Православие отца кончилось неожиданно.
Был пост. В то время для отца и желающих поститься готовился постный обед, для маленьких же детей и гувернанток и учителей подавалось мясное.
171
Лакей только что обнес блюда, поставил блюдо с оставшимися на нем мясными котлетами на маленький стол и пошел вниз за чем-то еще.
Вдруг отец обращается ко мне (я всегда сидел с ним рядом) и, показывая на блюдо, говорит:
-- Илюша, подай-ка мне эти котлеты.
-- Левочка, ты забыл, что нынче пост, -- вмешалась мама.
-- Нет, не забыл, я больше не буду поститься и, пожалуйста, для меня постного больше не заказывай.
К ужасу всех нас он ел и похваливал.
Видя такое отношение отца, скоро и мы охладели к постам, и наше молитвенное настроение сменилось полным религиозным безразличием.
Я рассказываю о нравственных переживаниях отца эпизодами, так, как они представлялись тогда тринадцатилетнему мальчику. В мою задачу не входит анализ той огромной и интенсивной работы ума, которую он в это время совершил. Пусть те, которые этим интересуются, прочтут книгу Бирюкова7, или, еще лучше, пусть они прочтут труды моего отца самого. Там они увидят, почему отец не мог помириться с церковью и с ее искажением учения Христа.
Разочаровавшись в церкви, отец заметался еще больше. Начался в высшей степени мрачный период сжигания кумиров.
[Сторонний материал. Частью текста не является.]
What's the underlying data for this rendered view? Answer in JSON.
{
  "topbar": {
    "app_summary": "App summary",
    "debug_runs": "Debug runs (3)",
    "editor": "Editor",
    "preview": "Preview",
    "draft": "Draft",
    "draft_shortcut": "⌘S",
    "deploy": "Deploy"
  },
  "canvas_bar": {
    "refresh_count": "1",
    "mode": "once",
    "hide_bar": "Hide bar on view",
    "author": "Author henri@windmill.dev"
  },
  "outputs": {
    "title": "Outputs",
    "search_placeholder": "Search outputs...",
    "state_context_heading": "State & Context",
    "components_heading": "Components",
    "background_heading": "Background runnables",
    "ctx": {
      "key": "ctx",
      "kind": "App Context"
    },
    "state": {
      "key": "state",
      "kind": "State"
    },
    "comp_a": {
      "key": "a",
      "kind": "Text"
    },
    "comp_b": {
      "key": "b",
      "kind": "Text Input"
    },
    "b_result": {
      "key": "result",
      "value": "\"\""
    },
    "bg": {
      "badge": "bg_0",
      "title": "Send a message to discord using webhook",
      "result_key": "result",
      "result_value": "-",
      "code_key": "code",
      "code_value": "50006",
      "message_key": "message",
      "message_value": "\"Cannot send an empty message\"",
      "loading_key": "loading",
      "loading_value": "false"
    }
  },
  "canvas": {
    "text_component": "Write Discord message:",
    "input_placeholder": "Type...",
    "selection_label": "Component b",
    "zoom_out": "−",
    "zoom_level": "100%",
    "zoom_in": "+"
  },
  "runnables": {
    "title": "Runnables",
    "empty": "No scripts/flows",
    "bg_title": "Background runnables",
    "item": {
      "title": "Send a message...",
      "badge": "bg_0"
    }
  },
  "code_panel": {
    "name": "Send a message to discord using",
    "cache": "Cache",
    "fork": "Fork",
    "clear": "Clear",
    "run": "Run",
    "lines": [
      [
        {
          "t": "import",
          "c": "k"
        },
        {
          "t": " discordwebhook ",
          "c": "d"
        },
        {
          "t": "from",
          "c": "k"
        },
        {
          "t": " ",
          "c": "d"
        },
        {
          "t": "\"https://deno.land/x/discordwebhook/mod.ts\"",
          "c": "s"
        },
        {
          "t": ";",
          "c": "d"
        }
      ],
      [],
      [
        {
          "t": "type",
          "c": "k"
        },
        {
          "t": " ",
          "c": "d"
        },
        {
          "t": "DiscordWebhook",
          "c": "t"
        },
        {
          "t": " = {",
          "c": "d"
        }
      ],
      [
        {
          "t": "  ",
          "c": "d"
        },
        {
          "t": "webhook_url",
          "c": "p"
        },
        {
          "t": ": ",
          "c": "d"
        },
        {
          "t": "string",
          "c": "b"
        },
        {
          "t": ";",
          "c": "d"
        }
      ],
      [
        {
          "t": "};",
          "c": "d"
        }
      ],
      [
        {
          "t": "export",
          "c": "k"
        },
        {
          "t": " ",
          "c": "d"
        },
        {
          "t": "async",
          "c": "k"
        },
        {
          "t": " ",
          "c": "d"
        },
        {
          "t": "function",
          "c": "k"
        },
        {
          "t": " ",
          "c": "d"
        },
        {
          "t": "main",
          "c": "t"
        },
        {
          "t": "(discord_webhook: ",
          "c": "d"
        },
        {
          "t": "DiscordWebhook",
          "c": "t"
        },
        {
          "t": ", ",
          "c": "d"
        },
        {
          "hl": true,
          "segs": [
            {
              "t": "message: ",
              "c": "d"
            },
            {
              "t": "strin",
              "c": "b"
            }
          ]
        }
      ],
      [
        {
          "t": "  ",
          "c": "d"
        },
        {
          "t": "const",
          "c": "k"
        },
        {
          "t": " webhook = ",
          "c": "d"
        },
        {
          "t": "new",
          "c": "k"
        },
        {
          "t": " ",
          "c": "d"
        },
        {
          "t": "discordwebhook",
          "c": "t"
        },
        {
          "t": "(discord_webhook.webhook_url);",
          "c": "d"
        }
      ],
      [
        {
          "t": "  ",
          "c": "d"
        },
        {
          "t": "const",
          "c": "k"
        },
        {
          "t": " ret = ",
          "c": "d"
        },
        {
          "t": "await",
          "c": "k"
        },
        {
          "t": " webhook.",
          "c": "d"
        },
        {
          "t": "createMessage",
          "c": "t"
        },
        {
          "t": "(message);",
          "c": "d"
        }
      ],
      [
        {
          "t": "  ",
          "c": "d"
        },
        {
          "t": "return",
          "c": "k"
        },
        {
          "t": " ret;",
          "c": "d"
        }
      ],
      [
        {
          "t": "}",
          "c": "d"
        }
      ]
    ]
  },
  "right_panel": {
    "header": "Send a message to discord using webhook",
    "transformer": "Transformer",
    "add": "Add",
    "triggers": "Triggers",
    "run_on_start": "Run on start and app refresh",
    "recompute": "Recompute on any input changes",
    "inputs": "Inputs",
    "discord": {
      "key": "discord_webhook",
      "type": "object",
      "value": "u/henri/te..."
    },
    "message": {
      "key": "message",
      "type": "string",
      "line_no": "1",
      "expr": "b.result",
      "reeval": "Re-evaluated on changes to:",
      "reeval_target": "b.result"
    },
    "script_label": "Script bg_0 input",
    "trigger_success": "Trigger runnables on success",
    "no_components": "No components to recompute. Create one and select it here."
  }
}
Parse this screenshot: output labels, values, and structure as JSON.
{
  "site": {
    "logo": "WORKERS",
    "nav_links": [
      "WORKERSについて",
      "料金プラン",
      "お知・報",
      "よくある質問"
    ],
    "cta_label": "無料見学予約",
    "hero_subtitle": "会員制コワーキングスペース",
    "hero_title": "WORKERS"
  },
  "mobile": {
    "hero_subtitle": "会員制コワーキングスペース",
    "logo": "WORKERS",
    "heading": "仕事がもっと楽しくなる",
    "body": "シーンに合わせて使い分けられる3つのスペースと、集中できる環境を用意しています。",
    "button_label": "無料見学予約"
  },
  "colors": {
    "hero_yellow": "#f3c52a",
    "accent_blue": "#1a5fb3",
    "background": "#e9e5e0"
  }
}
Он, идеализировавший семейную жизнь, с любовью описавший барскую жизнь в трех романах и создавший свою, подобную же обстановку, вдруг начал ее жестоко порицать и клеймить; он, готовивший своих сыновей к гимназии и университету по существующей тогда программе, начал клеймить современную науку; он, ездивший сам за советами к доктору Захарьину и выписывавший докторов к жене и детям из Москвы, начал отрицать медицину; он, страстный охотник, медвежатник, борзятник и стрелок по дичи, начал называть охоту "гонянием собак"; он, пятнадцать лет копивший деньги и скупавший в Самаре дешевые башкирские земли, стал называть собственность преступлением и деньги развратом; и, наконец, он, отдавший всю жизнь изящной литературе, стал раскаиваться в своей деятельности и чуть не покинул ее навсегда.
172
Я помню, что этот период исканий отца отразился на моей личной жизни очень тяжело. Мне было тогда тринадцать-- четырнадцать лет. Я переживал трудный переход из детства в юность. Я помню, что я сознал его только тогда, когда он уже давно совершился.
Мне стало жаль своего детства, и я заплакал.
Насколько мое детство было светло и безоблачно, настолько же сумрачна была пора отрочества.
Есть ли это общий удел всех, или у каждого человека эта пора протекает различно -- не знаю. В это время характер человека складывается, и мальчик особенно нуждается в руководстве, а я это руководство потерял. Оно раздвоилось. Все новые, следовавшие одно за другим открытия отца противоречили старым устоям, в которых мы выросли, и я метался, как магнитная стрелка между двумя полюсами, сбиваясь со стороны в сторону, беспомощно крутясь. Эта неустойчивость так и осталась в моем характере надолго, не навсегда ли?